Relying on Austin-Nichols & Co., Inc. v. Union Trust Co., 289 Pa. 341, 137 A. 461 (1927), Smith v. Keener, 270 Pa. 578, 113 A. 912 (1921), Patten v. Wilson, 34 Pa. 299 (1859), and Cain v. Hockensmith Wheel & Car Co., 157 F. 992 (C.C.W.D.Pa.1907), on February 24 I held that "Pennsylvania law establishes a first-in-time, first-in-right priority rule as between an attaching creditor and a claimant with an equitable lien under the Trust Agreement. An attaching creditor cannot attach property which the garnishee must pay to one other than the creditor's debtor." Fidelity Bank, 581 F. Supp. at 1019. I applied this analysis to the facts of this case and held that a claimant did not obtain an equitable lien on the assets of Commonwealth's trust until that claimant had satisfied all four conditions of the second paragraph of article II; only then would "the said judgment . . . be forthwith satisfied by the Trustee out of the Trust Fund then in its hands, without regard to the rights of any other policyholder or policyholders. . . ." Trust Agreement, art. II, para. 2.
Pak-Mor filed its writ of execution April 19, 1983. Pak-Mor's claim exceeded the amount of the deposit then in Fidelity's hands. Thus, if Pak-Mor has priority over Jackson, Jackson cannot recover from the interpleaded fund.
Jackson attempted to perfect an equitable lien under the Trust Agreement. On April 19, 1983, Jackson had not yet completed the fourth of the four steps mandated by the second paragraph of article II; Jackson had certified the finality of his judgment to Fidelity's satisfactor on April 8, 1983, and had to wait until May 8, 1983, to obtain payment. Under my analysis of February 24, then, Pak-Mor had priority over Jackson because Jackson had not perfected an equitable lien on the Trust's assets by the time of Pak-Mor's April 19, 1983, attachment.

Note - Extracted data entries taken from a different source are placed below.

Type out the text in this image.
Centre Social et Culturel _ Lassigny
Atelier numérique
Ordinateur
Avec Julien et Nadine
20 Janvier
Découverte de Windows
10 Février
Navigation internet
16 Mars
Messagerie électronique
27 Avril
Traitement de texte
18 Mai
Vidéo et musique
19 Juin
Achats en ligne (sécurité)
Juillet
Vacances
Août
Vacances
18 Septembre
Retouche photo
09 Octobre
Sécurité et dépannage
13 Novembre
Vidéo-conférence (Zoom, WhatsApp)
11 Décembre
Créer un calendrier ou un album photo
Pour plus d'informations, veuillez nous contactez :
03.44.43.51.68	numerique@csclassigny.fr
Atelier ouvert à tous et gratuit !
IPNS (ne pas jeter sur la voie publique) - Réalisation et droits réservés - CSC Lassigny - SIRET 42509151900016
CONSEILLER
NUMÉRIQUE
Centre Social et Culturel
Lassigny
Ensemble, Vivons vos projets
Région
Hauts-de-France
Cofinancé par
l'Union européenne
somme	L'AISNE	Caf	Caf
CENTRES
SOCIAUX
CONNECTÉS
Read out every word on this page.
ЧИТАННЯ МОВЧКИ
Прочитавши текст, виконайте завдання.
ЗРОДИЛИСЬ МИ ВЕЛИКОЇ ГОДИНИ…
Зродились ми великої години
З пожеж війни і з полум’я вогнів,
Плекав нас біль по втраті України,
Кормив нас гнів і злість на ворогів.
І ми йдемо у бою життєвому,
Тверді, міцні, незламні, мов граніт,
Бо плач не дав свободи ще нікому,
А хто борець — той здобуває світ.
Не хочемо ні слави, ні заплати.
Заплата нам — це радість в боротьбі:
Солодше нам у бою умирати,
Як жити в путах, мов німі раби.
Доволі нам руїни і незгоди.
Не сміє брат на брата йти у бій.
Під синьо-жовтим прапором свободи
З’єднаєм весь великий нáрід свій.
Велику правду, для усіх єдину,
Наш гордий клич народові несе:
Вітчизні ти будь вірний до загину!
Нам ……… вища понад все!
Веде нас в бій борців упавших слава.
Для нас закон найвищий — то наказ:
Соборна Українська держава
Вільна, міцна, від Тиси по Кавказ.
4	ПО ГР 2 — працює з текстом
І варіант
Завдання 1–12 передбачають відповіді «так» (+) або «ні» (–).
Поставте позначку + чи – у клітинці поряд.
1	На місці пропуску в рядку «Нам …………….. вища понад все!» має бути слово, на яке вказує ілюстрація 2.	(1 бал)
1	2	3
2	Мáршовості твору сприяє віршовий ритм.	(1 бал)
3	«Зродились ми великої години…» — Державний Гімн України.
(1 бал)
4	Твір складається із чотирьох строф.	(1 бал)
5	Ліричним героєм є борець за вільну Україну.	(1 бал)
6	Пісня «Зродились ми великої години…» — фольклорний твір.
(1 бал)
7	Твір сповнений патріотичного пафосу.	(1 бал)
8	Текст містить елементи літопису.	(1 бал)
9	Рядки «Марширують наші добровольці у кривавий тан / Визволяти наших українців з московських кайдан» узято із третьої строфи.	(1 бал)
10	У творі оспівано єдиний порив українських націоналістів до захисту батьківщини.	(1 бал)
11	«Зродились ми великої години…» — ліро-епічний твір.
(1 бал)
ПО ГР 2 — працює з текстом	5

Jackson has moved for reconsideration. Jackson contends that he had perfected an equitable right to payment from the interpleaded fund as of the date that he had performed the last discretionary act prerequisite to his right to payment. Specifically, Jackson contends that he perfected his right to payment from the Trust Fund when he certified his judgment's finality to Fidelity's satisfaction. As of that date, Jackson contends, Fidelity had no further discretionary acts to perform and Jackson had no acts at all to perform. Both Jackson and Fidelity had only to await the expiration of thirty days, a period intended to permit Fidelity conveniently to liquidate the Trust's assets.
Jackson does not quarrel with the reasoning of the February 24 Opinion other than that leading to the conclusion that a claimant under the Trust Agreement obtains no right to payment ahead of an attaching creditor until the Trust Agreement claimant has satisfied all four steps of paragraph Second of article II. Jackson advances several theories under which he believes that he received an equitable right to payment upon satisfaction of the first three conditions in paragraph Second. Jackson contends that no decisions of the Pennsylvania courts squarely decide this question in a context like the present one; therefore, so Jackson argues, this court should, as a matter of fairness, accord him priority over Pak-Mor.
It is not self-evident that resolution of a case like this one can turn on a finding of an optimally "fair" result. This case involves a dispute among innocent parties as to who shall receive some of the assets of an absent party which has not paid its debts. Fairness has little to do with this distribution; in a perfectly "fair" world, Commonwealth Marine would be able to pay all of the claimants here. What is called for in this case is the identification of rules which will impartially and efficiently allocate insufficient assets among claimants, all of whom are presumptively worthy. The rules rest upon considerations of certainty and swift resolution of disputes quite as much as they do on considerations of "fairness."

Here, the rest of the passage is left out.